When someone says, “You are beautiful” or “Wow, you are so smart” why do we immediately say, “No, I’m not.” I dare say we aren’t just being modest. If someone praises me for who I am or what I do, I hesitate to accept the compliment because I just don’t see it. I can’t imagine that I actually have something good or worthwhile in me.
Women hate the way they look. They ask, “Am I pretty enough? Will I ever be beautiful and worth loving?” Men hate who they are. Guys feel inadequate, like they’ll never measure up to what the world expects from them. They wonder, “Do I have the strength that it takes? Will I come through when it counts?”
Women want to feel beautiful and men want to feel strong. It all boils down to wanting to feel good enough. What is this voice inside of us that screams, “YOU ARE NOT GOOD ENOUGH!”?

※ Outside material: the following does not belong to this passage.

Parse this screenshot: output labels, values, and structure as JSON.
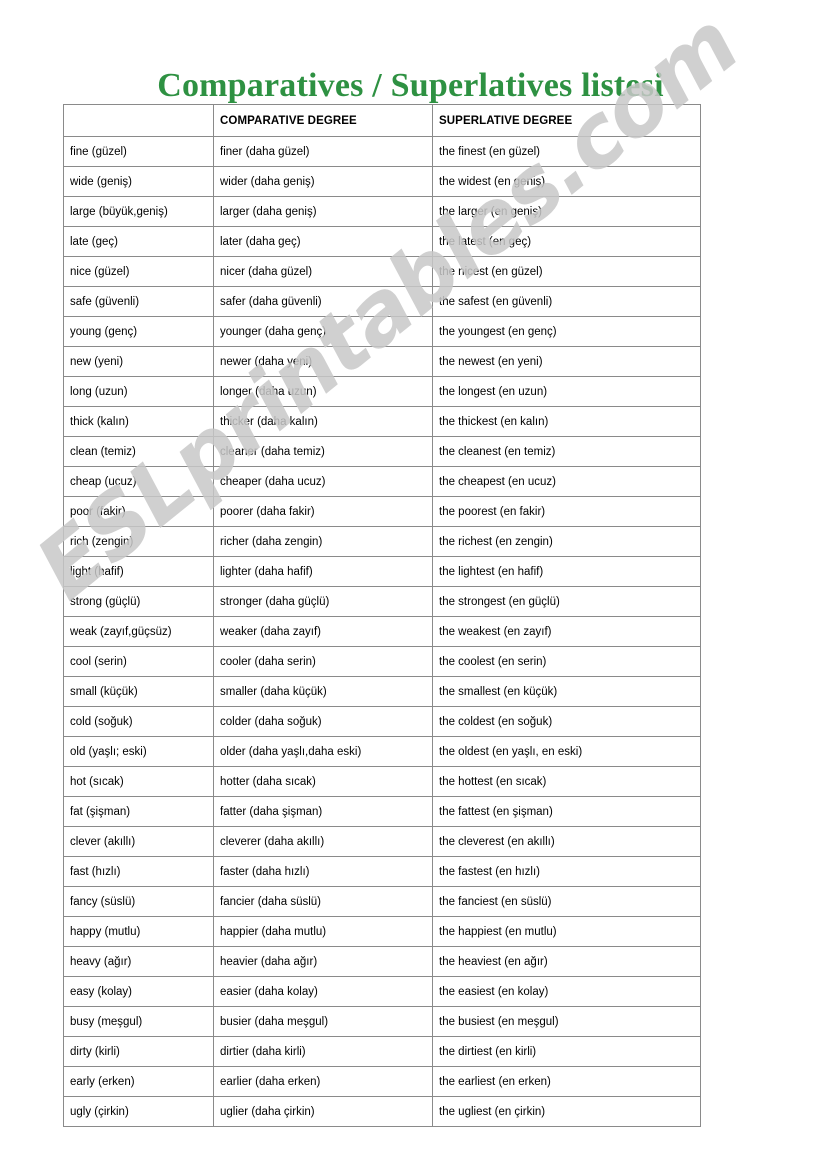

I am a perfectionist in recovery. I’m learning that I do not have to be what I’ve been. Less than perfect does not equal failure. Being human means accepting who I am and where I’m at even if I have zits on face, cellulite, three late assignments, and a laundry list of other things the world may deem as what is “wrong” with me.
So why is it so hard to see that sometimes? Why is so difficult to slightly tolerate, or even like, who we are? Look at the world around you. What about our culture encourages mistakes, foibles, self-love, or self-forgiveness? Humanity is hard to find in a world that seems to favor perfection and rigid standards for living. But we are humanity. We make up the same culture we often despise for its cruelty and injustices.

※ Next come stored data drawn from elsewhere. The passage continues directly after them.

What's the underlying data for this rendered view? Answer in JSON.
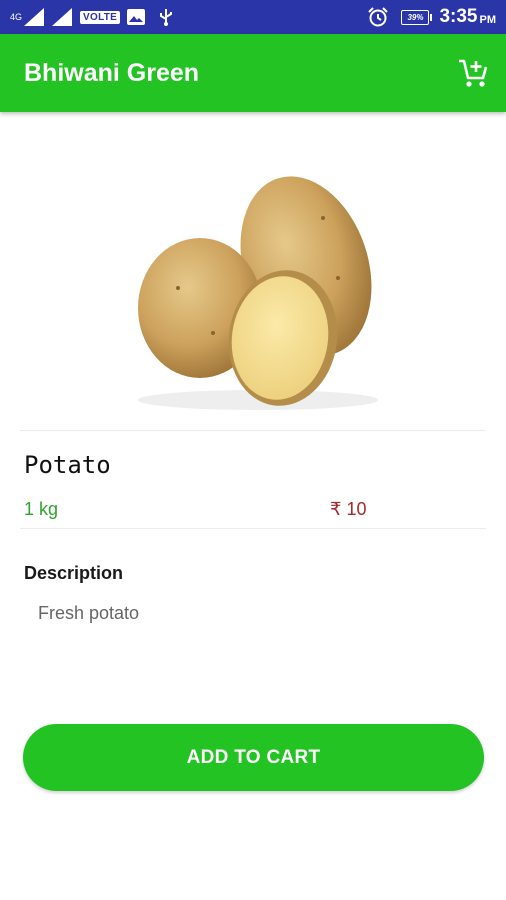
{
  "status_bar": {
    "network": "4G",
    "volte": "VOLTE",
    "battery": "39%",
    "time": "3:35",
    "ampm": "PM",
    "icons": [
      "signal-icon",
      "signal-icon",
      "image-icon",
      "usb-icon",
      "alarm-icon",
      "battery-icon"
    ]
  },
  "app_bar": {
    "title": "Bhiwani Green",
    "cart_icon": "add-to-cart-icon",
    "color": "#22c322"
  },
  "product": {
    "name": "Potato",
    "quantity": "1 kg",
    "price": "₹ 10",
    "image": "potato-image"
  },
  "description": {
    "title": "Description",
    "text": "Fresh potato"
  },
  "actions": {
    "add_to_cart": "ADD TO CART"
  },
  "colors": {
    "status_bar": "#2a35a8",
    "primary": "#22c322",
    "quantity": "#2ea52e",
    "price": "#a52a2a"
  }
}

While changing our opinion of ourselves may feel overwhelming, consider this: Who (if anyone) do you know who loves them self? They are hard to find. I’ve never met someone who seems to be completely content with who they are. Curious, I asked my sister, Ashley, last week, “Do you love everything about yourself?”
Almost immediately she answered, “No. Of course not.” But I’ve never heard her beat herself up the way that I do. The difference: Perfection is not her goal. Instead of joining in on self-defeating discussions—which she could because she has her own insecurities—she makes a conscious decision to try to accept herself anyway, to consider that maybe she’s okay as she is. It isn’t that my sister believes she is perfect, but contributing to the chorus of self-hate has never helped her feel any better, so she’s choosing another path.
You’re worth is not measured in accomplishments, but in cells. You, from the day you were born, were made perfect in every way. Only as life went on did you start labeling yourself as “good” or “bad.” Stop waiting to lose that weight, to ace that test, to get that girl. Surround yourself with good, nourishing people who encourage you to be who you are; nothing more, nothing less. Avoid the influences in your life that force harsh standards, weights, sizes, and performance.
In this way, our culture, humanity, you, can make small steps toward a more accepting world for others and for yourself.
Start a mind-blowing revolution: Stop hating yourself. Because the truth is, you are good enough. You didn’t ask to be born into this world. You weren’t asked if you wanted to live by such harsh standards. Revolution takes times. Always remember: You are everything you need to be because you are human, and that’s enough.